3 min read

Being Heard Is Only Half Of It

Gary Vaynerchuk has a line I keep coming back to: if you're not communicating, you don't exist. It's the kind of statement that sounds obvious until you sit with it.
Being Heard Is Only Half Of It
Photo by Elliot Sloman / Unsplash

He's talking about visibility, about the plain fact that a business which says nothing is a business nobody thinks about. As far as it goes, he's right.

What interests me is what people do with a line like that. Most of us, when we're told to communicate more, quietly reach for the thing we already find comfortable and tell ourselves that counts. For a great many business owners, the comfortable thing is writing. An email. A considered proposal. A post drafted and redrafted in private, where there's time to get the words right and nobody watches you fumble.

It feels productive, and it is a form of communication, so the conscience is satisfied.
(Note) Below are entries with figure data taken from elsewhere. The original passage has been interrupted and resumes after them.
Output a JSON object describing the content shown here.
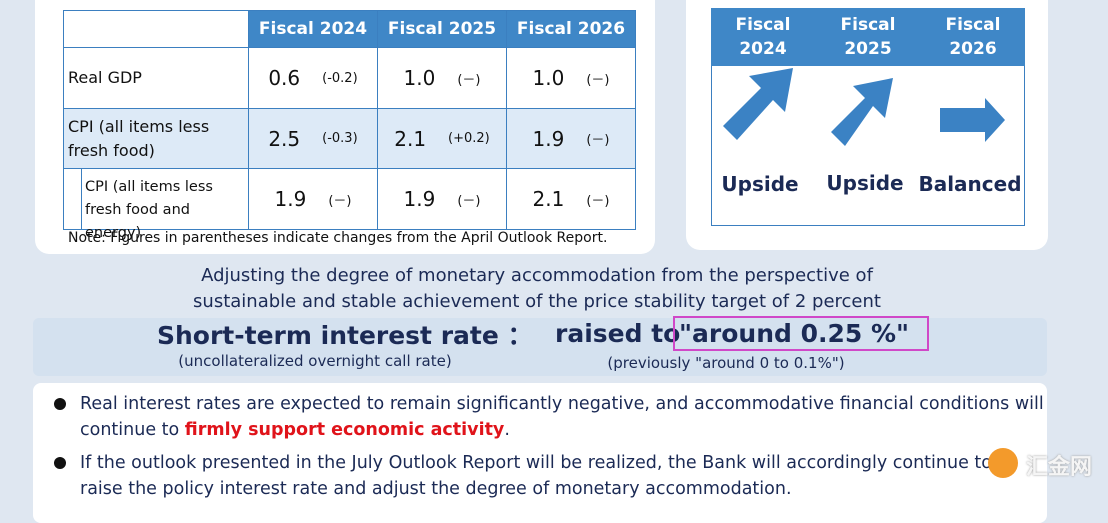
{
  "outlook_table": {
    "headers": [
      "Fiscal 2024",
      "Fiscal 2025",
      "Fiscal 2026"
    ],
    "rows": [
      {
        "label": "Real GDP",
        "cells": [
          [
            "0.6",
            "(-0.2)"
          ],
          [
            "1.0",
            "(－)"
          ],
          [
            "1.0",
            "(－)"
          ]
        ]
      },
      {
        "label": "CPI (all items less fresh food)",
        "cells": [
          [
            "2.5",
            "(-0.3)"
          ],
          [
            "2.1",
            "(+0.2)"
          ],
          [
            "1.9",
            "(－)"
          ]
        ]
      },
      {
        "label": "CPI (all items less fresh food and energy)",
        "cells": [
          [
            "1.9",
            "(－)"
          ],
          [
            "1.9",
            "(－)"
          ],
          [
            "2.1",
            "(－)"
          ]
        ]
      }
    ],
    "note": "Note: Figures in parentheses indicate changes from the April Outlook Report."
  },
  "risk_balance": {
    "headers": [
      "Fiscal 2024",
      "Fiscal 2025",
      "Fiscal 2026"
    ],
    "assessments": [
      "Upside",
      "Upside",
      "Balanced"
    ]
  },
  "policy_statement": [
    "Adjusting the degree of monetary accommodation from the perspective of",
    "sustainable and stable achievement of the price stability target of 2 percent"
  ],
  "interest_rate": {
    "title": "Short-term interest rate ：",
    "subtitle": "(uncollateralized overnight call rate)",
    "prefix": "raised to",
    "target": "\"around 0.25 %\"",
    "previous": "(previously \"around 0 to 0.1%\")"
  },
  "bullets": [
    {
      "line1": "Real interest rates are expected to remain significantly negative, and accommodative financial conditions will",
      "line2_start": "continue to ",
      "emphasis": "firmly support economic activity",
      "line2_end": "."
    },
    {
      "line1": "If the outlook presented in the July Outlook Report will be realized, the Bank will accordingly continue to",
      "line2": "raise the policy interest rate and adjust the degree of monetary accommodation."
    }
  ],
  "watermark": "汇金网"
}
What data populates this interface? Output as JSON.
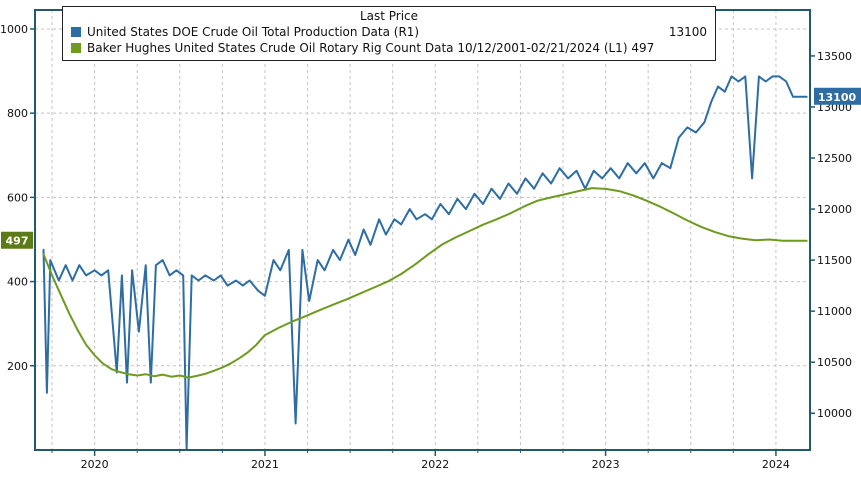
{
  "legend": {
    "title": "Last Price",
    "entries": [
      {
        "label": "United States DOE Crude Oil Total Production Data  (R1)",
        "value": "13100",
        "color": "#2e6da4"
      },
      {
        "label": "Baker Hughes United States Crude Oil Rotary Rig Count Data 10/12/2001-02/21/2024   (L1) 497",
        "value": "",
        "color": "#6d9a1f"
      }
    ]
  },
  "chart_data": {
    "type": "line",
    "title": "Last Price",
    "grid": "dashed",
    "colors": {
      "frame": "#215a68",
      "grid": "#c4c4c4",
      "text": "#111111"
    },
    "x_axis": {
      "ticks": [
        2020,
        2021,
        2022,
        2023,
        2024
      ],
      "min": 2019.65,
      "max": 2024.2,
      "minor_step": 0.25
    },
    "left_axis": {
      "ticks": [
        200,
        400,
        600,
        800,
        1000
      ],
      "min": 0,
      "max": 1045,
      "last_badge": 497,
      "badge_color": "#5c7a16"
    },
    "right_axis": {
      "ticks": [
        10000,
        10500,
        11000,
        11500,
        12000,
        12500,
        13000,
        13500
      ],
      "min": 9640,
      "max": 13950,
      "last_badge": 13100,
      "badge_color": "#2e6da4"
    },
    "series": [
      {
        "name": "United States DOE Crude Oil Total Production Data",
        "axis": "R1",
        "color": "#2e6da4",
        "last_price": 13100,
        "x": [
          2019.7,
          2019.72,
          2019.74,
          2019.79,
          2019.83,
          2019.87,
          2019.91,
          2019.95,
          2020.0,
          2020.04,
          2020.08,
          2020.13,
          2020.16,
          2020.19,
          2020.22,
          2020.26,
          2020.3,
          2020.33,
          2020.36,
          2020.4,
          2020.44,
          2020.48,
          2020.52,
          2020.54,
          2020.57,
          2020.61,
          2020.65,
          2020.7,
          2020.74,
          2020.78,
          2020.83,
          2020.87,
          2020.91,
          2020.96,
          2021.0,
          2021.05,
          2021.09,
          2021.14,
          2021.18,
          2021.22,
          2021.26,
          2021.31,
          2021.35,
          2021.4,
          2021.44,
          2021.49,
          2021.53,
          2021.58,
          2021.62,
          2021.67,
          2021.71,
          2021.76,
          2021.8,
          2021.85,
          2021.89,
          2021.94,
          2021.98,
          2022.03,
          2022.08,
          2022.13,
          2022.18,
          2022.23,
          2022.28,
          2022.33,
          2022.38,
          2022.43,
          2022.48,
          2022.53,
          2022.58,
          2022.63,
          2022.68,
          2022.73,
          2022.78,
          2022.83,
          2022.88,
          2022.93,
          2022.98,
          2023.03,
          2023.08,
          2023.13,
          2023.18,
          2023.23,
          2023.28,
          2023.33,
          2023.38,
          2023.43,
          2023.48,
          2023.53,
          2023.58,
          2023.62,
          2023.66,
          2023.7,
          2023.74,
          2023.78,
          2023.82,
          2023.86,
          2023.9,
          2023.94,
          2023.98,
          2024.02,
          2024.06,
          2024.1,
          2024.14,
          2024.18
        ],
        "values": [
          11600,
          10200,
          11500,
          11300,
          11450,
          11300,
          11450,
          11350,
          11400,
          11350,
          11400,
          10400,
          11350,
          10300,
          11400,
          10800,
          11450,
          10300,
          11450,
          11500,
          11350,
          11400,
          11350,
          9650,
          11350,
          11300,
          11350,
          11300,
          11350,
          11250,
          11300,
          11250,
          11300,
          11200,
          11150,
          11500,
          11400,
          11600,
          9900,
          11600,
          11100,
          11500,
          11400,
          11600,
          11500,
          11700,
          11550,
          11800,
          11650,
          11900,
          11750,
          11900,
          11850,
          12000,
          11900,
          11950,
          11900,
          12050,
          11950,
          12100,
          12000,
          12150,
          12050,
          12200,
          12100,
          12250,
          12150,
          12300,
          12200,
          12350,
          12250,
          12400,
          12300,
          12375,
          12200,
          12375,
          12300,
          12400,
          12300,
          12450,
          12350,
          12450,
          12300,
          12450,
          12400,
          12700,
          12800,
          12750,
          12850,
          13050,
          13200,
          13150,
          13300,
          13250,
          13300,
          12300,
          13300,
          13250,
          13300,
          13300,
          13250,
          13100,
          13100,
          13100
        ]
      },
      {
        "name": "Baker Hughes United States Crude Oil Rotary Rig Count Data 10/12/2001-02/21/2024",
        "axis": "L1",
        "color": "#6d9a1f",
        "last_price": 497,
        "x": [
          2019.7,
          2019.75,
          2019.8,
          2019.85,
          2019.9,
          2019.95,
          2020.0,
          2020.05,
          2020.1,
          2020.15,
          2020.2,
          2020.25,
          2020.3,
          2020.35,
          2020.4,
          2020.45,
          2020.5,
          2020.55,
          2020.6,
          2020.65,
          2020.7,
          2020.75,
          2020.8,
          2020.85,
          2020.9,
          2020.95,
          2021.0,
          2021.08,
          2021.16,
          2021.24,
          2021.32,
          2021.4,
          2021.48,
          2021.56,
          2021.64,
          2021.72,
          2021.8,
          2021.88,
          2021.96,
          2022.04,
          2022.12,
          2022.2,
          2022.28,
          2022.36,
          2022.44,
          2022.52,
          2022.6,
          2022.68,
          2022.76,
          2022.84,
          2022.92,
          2023.0,
          2023.08,
          2023.16,
          2023.24,
          2023.32,
          2023.4,
          2023.48,
          2023.56,
          2023.64,
          2023.72,
          2023.8,
          2023.88,
          2023.96,
          2024.04,
          2024.12,
          2024.18
        ],
        "values": [
          465,
          415,
          370,
          325,
          285,
          250,
          225,
          205,
          192,
          185,
          180,
          177,
          180,
          175,
          179,
          174,
          177,
          172,
          176,
          181,
          188,
          196,
          206,
          218,
          232,
          250,
          273,
          290,
          305,
          318,
          332,
          345,
          358,
          372,
          386,
          400,
          418,
          440,
          465,
          488,
          505,
          520,
          535,
          548,
          562,
          578,
          592,
          600,
          607,
          615,
          622,
          620,
          615,
          605,
          592,
          578,
          562,
          545,
          530,
          518,
          508,
          502,
          498,
          500,
          497,
          497,
          497
        ]
      }
    ]
  }
}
The channels we tend to avoid are the ones that expose us in real time. Speaking on a stage. Talking to a camera. Working a room at a networking event. Standing in front of a group and running a workshop, thinking on your feet while people watch. These frighten people, and the fear is understandable.

But they are learned skills, every one of them, and the thing standing between most owners and competence is rarely talent. It is the willingness to be uncomfortable long enough to get good. Push past the fear and the skill tends to follow.

I could stop there, and it would be a reasonable article. Face your fears, get on the stage, get in front of the camera. It is advice worth giving. But it misses something, and the thing it misses is, I think, the more important half.

List every one of those channels and notice what they have in common. Every single one is about transmission. Getting your message out. Being heard. They are the skills of the sender. And communication, as anyone who has ever sat across a table from a good listener knows, is not only about sending.

The other half sits on the receiving side, and we barely count it as communication at all. Listening properly, rather than nodding while we wait for our turn to speak. Asking a better question instead of making a bigger case. Being willing to let a silence sit rather than rushing to fill it. Following up a week later, when the first conversation has gone cold and everyone else has quietly moved on.

These are skills too, every bit as learnable as public speaking, and most people have never given them a moment's deliberate practice.

They get overlooked for a reason worth understanding. The speaking skills are avoided out of fear. Nobody avoids listening because it frightens them. We ignore it because it never occurred to us that it was a skill in the first place. Fear hides the first set. Blindness hides the second. And blindness is the harder problem, because you cannot decide to work on something you have not noticed exists.

For a business owner this matters more than it might seem, because the receiving half is where the money quietly changes hands. Being visible gets you noticed, and being noticed is worth something. But it is not the same as being chosen, and the distance between the two is rarely closed by talking louder. It is closed by the question that shows you understood the problem, the pause that gave the other person room to say the thing they had been holding back, the follow-up that arrived when nobody else could be bothered.

Attention is not income.

What turns one into the other is almost always the quieter skill.

None of this is an argument against getting on the stage. Do that too. It only becomes a problem when we mistake the louder half of communication for the whole of it, practise the part that feels like performance, and neglect the part that feels like nothing much at all.

If there is a question worth sitting with, it is probably this. Of the two halves, which one have you actually been avoiding, and are you sure it is the one you think?